Y eso me pareció lógico y salvaje a la vez. Como todo lo que no es tuyo.
En otro mercado, de comida preparada, vi murciélagos ensartados en palillos como banderillas. Escorpiones fritos. Cucarachas. Insectos de todos los tamaños. Y yo quería probarlos todos. Porque me molesta esa actitud de guácala. Porque en México comemos chapulines, gusanos de maguey, escamoles. Y si hubiera nacido en China, eso sería desayuno. Así que, por respeto, por juego y por empatía, yo quería probarlo todo.
Pero el guía me detuvo.
—Por favor no. Tu cuerpo no está preparado.

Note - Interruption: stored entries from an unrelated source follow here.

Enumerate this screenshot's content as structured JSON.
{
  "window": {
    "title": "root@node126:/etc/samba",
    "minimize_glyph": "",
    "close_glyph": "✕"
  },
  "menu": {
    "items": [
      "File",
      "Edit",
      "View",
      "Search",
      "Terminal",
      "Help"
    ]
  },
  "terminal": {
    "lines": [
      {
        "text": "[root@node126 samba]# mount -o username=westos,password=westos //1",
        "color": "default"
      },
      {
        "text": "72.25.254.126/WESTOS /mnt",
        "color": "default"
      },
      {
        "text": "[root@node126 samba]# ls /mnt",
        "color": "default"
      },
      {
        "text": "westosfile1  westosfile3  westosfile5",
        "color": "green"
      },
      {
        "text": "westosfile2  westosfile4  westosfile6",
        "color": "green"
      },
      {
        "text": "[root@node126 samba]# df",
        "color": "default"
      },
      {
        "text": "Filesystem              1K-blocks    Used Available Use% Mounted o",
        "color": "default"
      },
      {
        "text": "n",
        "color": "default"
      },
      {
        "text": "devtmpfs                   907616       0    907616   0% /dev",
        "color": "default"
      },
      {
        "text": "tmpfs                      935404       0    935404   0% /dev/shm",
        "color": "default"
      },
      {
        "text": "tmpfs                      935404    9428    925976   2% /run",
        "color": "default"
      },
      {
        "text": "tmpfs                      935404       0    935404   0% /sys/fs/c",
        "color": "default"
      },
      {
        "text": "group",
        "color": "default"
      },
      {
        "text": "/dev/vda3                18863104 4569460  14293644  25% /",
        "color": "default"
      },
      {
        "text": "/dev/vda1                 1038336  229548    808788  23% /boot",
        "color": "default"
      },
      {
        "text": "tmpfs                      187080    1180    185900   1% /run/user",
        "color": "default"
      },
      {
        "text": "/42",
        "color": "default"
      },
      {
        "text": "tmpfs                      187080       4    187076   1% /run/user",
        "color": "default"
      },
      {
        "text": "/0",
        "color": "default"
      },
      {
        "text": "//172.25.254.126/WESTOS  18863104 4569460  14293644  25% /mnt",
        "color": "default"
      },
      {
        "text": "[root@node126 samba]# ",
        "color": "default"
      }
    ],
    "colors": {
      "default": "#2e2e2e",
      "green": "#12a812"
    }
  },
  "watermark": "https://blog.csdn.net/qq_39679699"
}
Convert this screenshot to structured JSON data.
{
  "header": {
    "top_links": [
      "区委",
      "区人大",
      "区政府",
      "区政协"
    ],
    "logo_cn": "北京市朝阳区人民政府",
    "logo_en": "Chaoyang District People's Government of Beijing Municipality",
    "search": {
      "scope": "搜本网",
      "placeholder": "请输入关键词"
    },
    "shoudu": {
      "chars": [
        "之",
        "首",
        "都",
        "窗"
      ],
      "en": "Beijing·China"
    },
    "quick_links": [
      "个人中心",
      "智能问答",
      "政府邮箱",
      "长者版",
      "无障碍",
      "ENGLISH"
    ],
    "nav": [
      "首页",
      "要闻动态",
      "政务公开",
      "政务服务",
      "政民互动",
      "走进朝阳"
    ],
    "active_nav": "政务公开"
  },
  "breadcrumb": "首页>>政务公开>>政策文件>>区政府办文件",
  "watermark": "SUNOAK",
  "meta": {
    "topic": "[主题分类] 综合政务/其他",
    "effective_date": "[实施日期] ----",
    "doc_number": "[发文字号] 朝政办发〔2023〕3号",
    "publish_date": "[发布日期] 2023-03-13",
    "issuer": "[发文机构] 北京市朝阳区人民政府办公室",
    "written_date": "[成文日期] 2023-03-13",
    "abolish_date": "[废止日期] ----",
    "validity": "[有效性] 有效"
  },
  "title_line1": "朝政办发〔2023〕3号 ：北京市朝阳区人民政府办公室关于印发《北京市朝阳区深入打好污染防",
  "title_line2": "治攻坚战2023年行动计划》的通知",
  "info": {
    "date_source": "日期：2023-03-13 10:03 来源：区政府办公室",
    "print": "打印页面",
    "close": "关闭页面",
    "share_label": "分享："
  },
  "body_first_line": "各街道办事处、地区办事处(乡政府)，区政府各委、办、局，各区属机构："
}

—Soy mexicana —le dije—, tengo muchos anticuerpos.
—Sí, pero son anticuerpos occidentales, no orientales.
Y tenía razón. Estábamos apenas empezando el viaje.
Y a veces hay que elegir entre tener razón o tener estómago. Años después, vendría mi revancha.
🦂 Tres alacranes, cinco pinchos y una bendición muda
Después de cuatro viajes a China, resistiéndome con disciplina, finalmente en el quinto me dejé tentar. No por sabiduría milenaria ni por filosofía taoísta, sino por alacranes fritos.
Era de noche en el mercado callejero de Qilin. Nuestro guía se había despedido ya, con la promesa de que era un sitio limpio. No me lo dijo, pero estoy segura de que rezó por mí.
Llegamos al puesto. El número 5 fue lo único que entendí de todos los letreros que etiquetaban cada familia de insectos —vivos— que tenían en contenedores altos de plástico. Por obvias razones, me quedé unos minutos observando la dinámica antes de acercarme. Eran 5 pinchos —con cinco bichos cada uno— por el precio señalado. La vendedora no hablaba inglés. Yo sigo sin hablar mandarín. Pero ambas hablábamos el lenguaje universal de las señas: ella me mostraba los cinco dedos con la palma de la mano derecha extendida, yo insistía en tres, a sabiendas de que cinco eran demasiados para mi estómago occidental. Le mostré el dinero completo. Cuando por fin me hice entender que le pagaría el total de los cinco pero quería que me diera solo tres, asintió no de muy buena gana. Señalé los insectos que quería, uno de cada tipo. Les puso chile (señalé que sí, obviamente) y me los entregó como si fueran joyas crujientes.
¿A qué sabían? A aceite viejo. A comal de quesadillas de la madrugada. A charales fritos con sabor a nada. Los más pachoncitos sabían… neutro. Pero me los comí. Todos.
Jorge me pidió el pincho ya con dos alacranes menos, se lo puso entre los dientes para la foto, como si él se los hubiera comido. Spoiler: no lo hizo. Pero yo sí. Y no me arrepiento.